10. The hand-held device receives the encrypted YB2 and use the session key KA1 to decrypt.
11. The hand-held device computes the shared secret information by KA2=YB2ˆXA2 mod P.
12. The global authentication server computes the shared secret information by KB2=YA2ˆXB2 mod P.
13. The global authentication server encrypts the session key and the shared secret information using the sesspass.
14. The global authentication server saves the encrypted session key and the shared information at its storage device.
15. The hand-held device encrypts the session key and the shared secret information using user's password.
16. The hand-held device saves the encrypted session key and the shared information at its storage device.
II) OTP Generation Process When There is a Wireless Connection:
The OTP generation process when there is a wireless connection consists of two steps, i.e., session key generation and OTP generation.
i) Session Key Generation:
1. The hand-held device generates a random integer number XA3 and YA3=GˆXA3 mod P.
2. The hand-held device computes a session key KA3=YB3ˆXA3 mod P, where YB3 is a known server key.
ii) OTP Generation:
1. The hand-held device composes a message (m3) which consists of user name and skeypass (session key password).
2. The hand-held device encrypts this message by KA3.
3. The hand-held device composes a HTTP request message which consists of YA3 and encrypted m3.
4. The hand-held device transmits this HTTP message to the global authentication server.
5. The global authentication server receives the HTTP message and computes a session key KB3=YA3ˆXB3 mod P, where XB3 is a pre-generated random number and the known server key is a pre-computed key YB3=GˆXB3 mod P. The session key KB3 should be the same as KA3 computed on the hand-held device.
6. The global authentication server uses KB3 to decrypt and recover user name and skeypass information.
7. The global authentication server reads the encrypted master session key KB1 and the encrypted shared secret information from the LDAP.
8. The global authentication server uses skeypass to decrypt and recovers KB1 and the shared secret information.
9. The global authentication server generates a random number YB4.
10. The global authentication server generates an OTP by key hashing the shared key information using YB4 as the key.
11. The global authentication server generates a verify key by key hashing the token ID using the OTP as the key.
12. The global authentication server saves the verify key in the LDAP.

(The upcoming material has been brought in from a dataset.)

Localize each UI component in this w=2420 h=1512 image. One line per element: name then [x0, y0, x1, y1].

13. The global authentication server saves YB4 in the LDAP.
14. The global authentication server generates a current time information (T1).

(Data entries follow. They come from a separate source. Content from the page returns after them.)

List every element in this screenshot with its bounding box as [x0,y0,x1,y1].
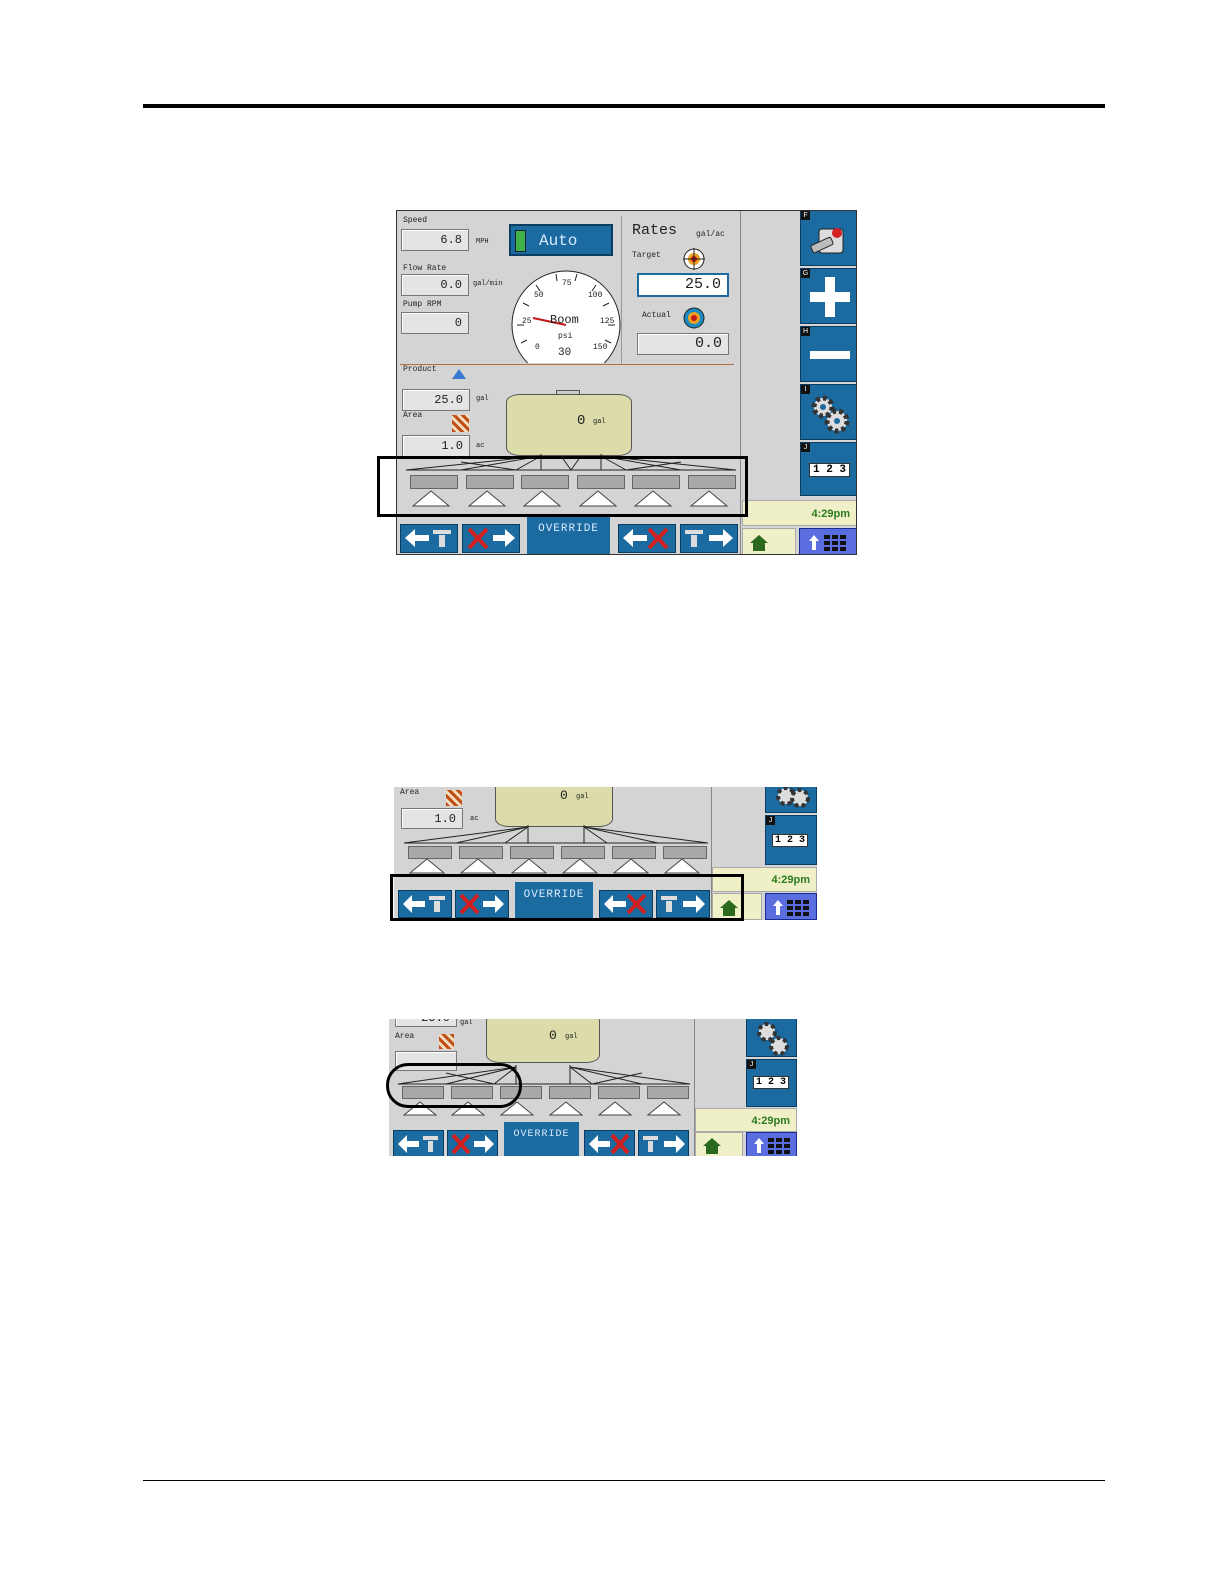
product-unit: gal [460,1019,473,1027]
boom-section-1[interactable] [408,846,452,859]
tank: 0 gal [486,1019,600,1063]
arrow-left-boom-icon [398,1135,438,1153]
boom-section-5[interactable] [612,846,656,859]
menu-button[interactable] [765,893,817,920]
keypad-button[interactable]: J 1 2 3 [746,1059,797,1107]
menu-grid-icon [773,900,809,916]
keypad-icon: 1 2 3 [772,834,809,847]
boom-section-5[interactable] [598,1086,640,1099]
home-icon [703,1138,721,1154]
home-button[interactable] [695,1132,743,1156]
sections-off-left-button[interactable] [584,1130,635,1156]
override-button[interactable]: OVERRIDE [504,1122,579,1156]
sections-callout-oval [386,1063,522,1108]
tank: 0 gal [495,787,613,827]
tank-unit: gal [565,1033,578,1041]
off-arrow-right-icon [451,1133,494,1155]
keypad-icon: 1 2 3 [753,1076,790,1089]
boom-section-4[interactable] [549,1086,591,1099]
menu-button[interactable] [746,1132,797,1156]
keypad-button[interactable]: J 1 2 3 [765,815,817,865]
boom-section-2[interactable] [459,846,503,859]
boom-section-6[interactable] [663,846,707,859]
fkey-j: J [766,816,775,825]
all-sections-right-on-button[interactable] [638,1130,689,1156]
area-label: Area [395,1032,415,1041]
product-field: 25.0 [395,1019,457,1027]
area-icon [439,1034,454,1049]
area-unit: ac [470,815,479,823]
tank-value: 0 [560,788,568,803]
tank-unit: gal [576,793,589,801]
footer-rule [143,1480,1105,1481]
fkey-j: J [747,1060,756,1069]
bottom-bar-callout-rectangle [390,874,744,921]
arrow-left-off-icon [589,1133,630,1155]
boom-section-4[interactable] [561,846,605,859]
boom-section-3[interactable] [510,846,554,859]
area-icon [446,790,462,806]
settings-button[interactable] [746,1019,797,1057]
gears-icon [776,787,810,808]
settings-button[interactable] [765,787,817,813]
header-rule [143,104,1105,108]
sections-off-right-button[interactable] [447,1130,498,1156]
gears-icon [757,1022,789,1056]
tank-value: 0 [549,1028,557,1043]
menu-grid-icon [754,1138,790,1154]
boom-section-6[interactable] [647,1086,689,1099]
boom-callout-rectangle [377,456,748,517]
boom-arrow-right-icon [643,1135,685,1153]
all-sections-left-on-button[interactable] [393,1130,444,1156]
clock: 4:29pm [695,1108,797,1132]
area-label: Area [400,788,420,797]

15. The global authentication server composes a message which consists of YB4 and T1.
16. The global authentication server uses the master session key KB1 and KB3 to encrypt this YB4+T1 message.
17. The global authentication transmits the encrypted message to the hand-held device.

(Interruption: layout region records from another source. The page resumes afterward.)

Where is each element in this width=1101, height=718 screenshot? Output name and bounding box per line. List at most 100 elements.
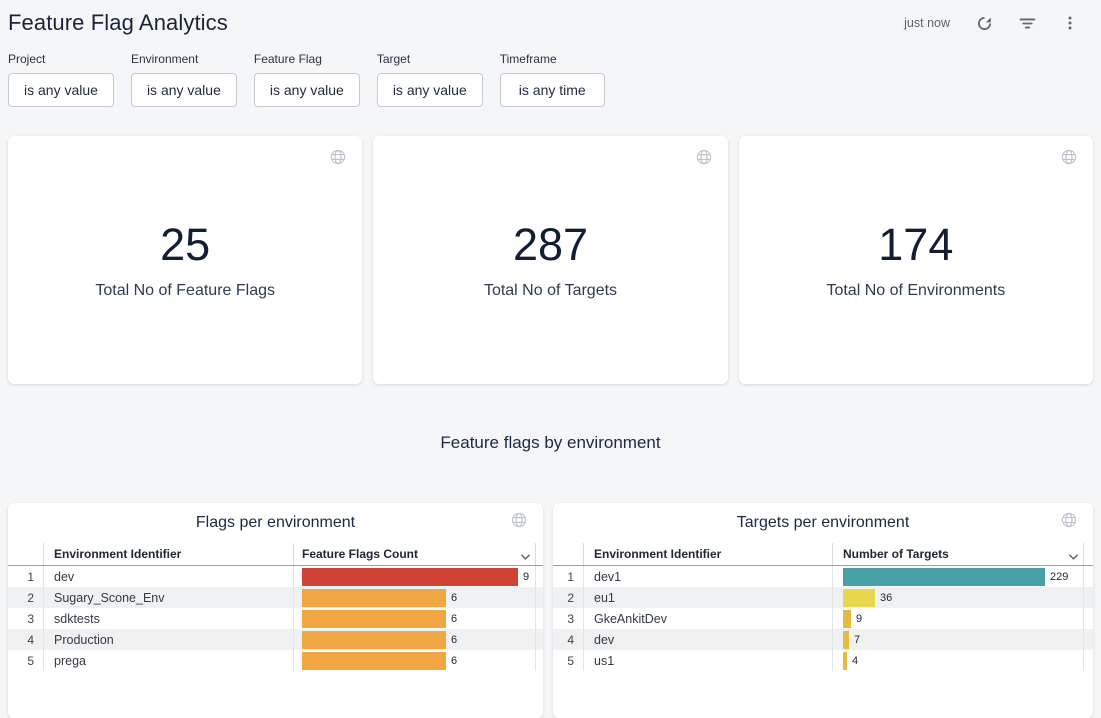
environment-identifier-cell: dev1 [584,566,833,587]
value-bar[interactable] [302,568,518,586]
value-bar-cell: 229 [833,566,1084,587]
value-bar[interactable] [302,610,446,628]
kpi-label: Total No of Feature Flags [95,282,275,300]
value-bar[interactable] [843,631,849,649]
filter-label: Target [377,52,483,66]
filter-icon[interactable] [1018,14,1036,32]
more-options-icon[interactable] [1061,14,1079,32]
column-header-label: Feature Flags Count [302,547,418,561]
value-label: 7 [854,634,860,646]
filter-label: Project [8,52,114,66]
column-header-count[interactable]: Feature Flags Count [294,543,536,565]
globe-icon[interactable] [696,149,712,170]
kpi-card-environments: 174 Total No of Environments [739,136,1093,384]
targets-table: Environment Identifier Number of Targets… [553,543,1093,671]
filter-bar: Project is any value Environment is any … [8,52,1093,107]
spacer-cell [1084,629,1093,650]
value-bar[interactable] [843,652,847,670]
row-index: 3 [553,608,584,629]
value-label: 36 [880,592,892,604]
column-header-label: Number of Targets [843,547,949,561]
value-label: 229 [1050,571,1068,583]
table-row[interactable]: 1dev9 [8,566,543,587]
row-index: 3 [8,608,44,629]
table-body: 1dev92Sugary_Scone_Env63sdktests64Produc… [8,566,543,671]
value-bar-cell: 36 [833,587,1084,608]
table-row[interactable]: 4dev7 [553,629,1093,650]
value-label: 9 [523,571,529,583]
spacer-cell [1084,566,1093,587]
value-label: 6 [451,634,457,646]
tile-title: Targets per environment [553,514,1093,534]
dashboard-header: Feature Flag Analytics just now [8,0,1093,40]
table-row[interactable]: 4Production6 [8,629,543,650]
value-label: 4 [852,655,858,667]
kpi-row: 25 Total No of Feature Flags 287 Total N… [8,136,1093,384]
filter-feature-flag: Feature Flag is any value [254,52,360,107]
row-index-header [553,543,584,565]
filter-target: Target is any value [377,52,483,107]
tile-targets-per-environment: Targets per environment Environment Iden… [553,503,1093,718]
filter-label: Environment [131,52,237,66]
section-title: Feature flags by environment [8,433,1093,453]
kpi-value: 174 [878,220,953,270]
filter-value-button[interactable]: is any value [131,73,237,107]
row-index: 4 [553,629,584,650]
kpi-card-targets: 287 Total No of Targets [373,136,727,384]
table-row[interactable]: 2eu1 36 [553,587,1093,608]
row-index: 4 [8,629,44,650]
globe-icon[interactable] [1061,512,1077,533]
value-label: 9 [856,613,862,625]
kpi-value: 25 [160,220,210,270]
spacer-cell [536,629,543,650]
filter-project: Project is any value [8,52,114,107]
value-bar[interactable] [302,631,446,649]
column-header-count[interactable]: Number of Targets [833,543,1084,565]
chevron-down-icon[interactable] [520,550,531,564]
dashboard-page: Feature Flag Analytics just now [0,0,1101,718]
value-label: 6 [451,613,457,625]
filter-value-button[interactable]: is any value [8,73,114,107]
globe-icon[interactable] [511,512,527,533]
globe-icon[interactable] [330,149,346,170]
value-bar[interactable] [843,589,875,607]
filter-value-button[interactable]: is any time [500,73,605,107]
row-index: 2 [553,587,584,608]
value-bar[interactable] [843,568,1045,586]
filter-value-button[interactable]: is any value [254,73,360,107]
chevron-down-icon[interactable] [1068,550,1079,564]
spacer-cell [536,566,543,587]
value-bar[interactable] [302,652,446,670]
value-bar[interactable] [302,589,446,607]
column-header-environment[interactable]: Environment Identifier [44,543,294,565]
table-row[interactable]: 2Sugary_Scone_Env6 [8,587,543,608]
value-bar-cell: 9 [833,608,1084,629]
flags-table: Environment Identifier Feature Flags Cou… [8,543,543,671]
value-bar-cell: 9 [294,566,536,587]
table-header: Environment Identifier Feature Flags Cou… [8,543,543,566]
filter-value-button[interactable]: is any value [377,73,483,107]
charts-row: Flags per environment Environment Identi… [8,503,1093,718]
environment-identifier-cell: dev [44,566,294,587]
table-row[interactable]: 3GkeAnkitDev 9 [553,608,1093,629]
kpi-value: 287 [513,220,588,270]
filter-label: Timeframe [500,52,605,66]
environment-identifier-cell: eu1 [584,587,833,608]
column-header-environment[interactable]: Environment Identifier [584,543,833,565]
environment-identifier-cell: GkeAnkitDev [584,608,833,629]
kpi-label: Total No of Targets [484,282,617,300]
environment-identifier-cell: sdktests [44,608,294,629]
last-refresh-label: just now [904,16,950,30]
table-row[interactable]: 3sdktests 6 [8,608,543,629]
spacer-cell [1084,587,1093,608]
spacer-cell [536,608,543,629]
globe-icon[interactable] [1061,149,1077,170]
row-index: 2 [8,587,44,608]
row-index-header [8,543,44,565]
value-bar[interactable] [843,610,851,628]
row-index: 1 [553,566,584,587]
tile-title: Flags per environment [8,514,543,534]
table-header: Environment Identifier Number of Targets [553,543,1093,566]
table-row[interactable]: 1dev1 229 [553,566,1093,587]
refresh-icon[interactable] [975,14,993,32]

18. The hand-held device decrypts the message by KA1 and KA3 to recover YB4 and T1.
19. The hand-held device uses T1 to compute the off-set time (DT1) between the global authentication server and the hand-held device.
20. The hand-held device computes DT1+YB4 and saves in the storage device. This DT1+YB4 information is going to be used to generate an OTP when there is no wireless connection.
21. The hand-held device generates an OTP by key hashing the shared secret information using YB4 as the key.
22. The hand-held device further computes this OTP by OTP=OTP+TokenID.
23. The hand-held device displays this OTP. 2
4. The user uses this resulting OTP to login business application site.
III) OTP Generation Process When there is NO Wireless Connection
1. The hand-held device obtains a current time (T2) information.
2. The hand-held device computes the server time by adding T2 to DT1, i.e., T3=T2+DT1.
3. The hand-held device further computes the server time by T3=T3+YB4.
4. The hand-held device generates an OTP by key hashing the TokenID using T3 as the key.
5. The hand-held device further computes this OTP by OTP=OTP+TokenID.
6. The hand-held device displays this OTP.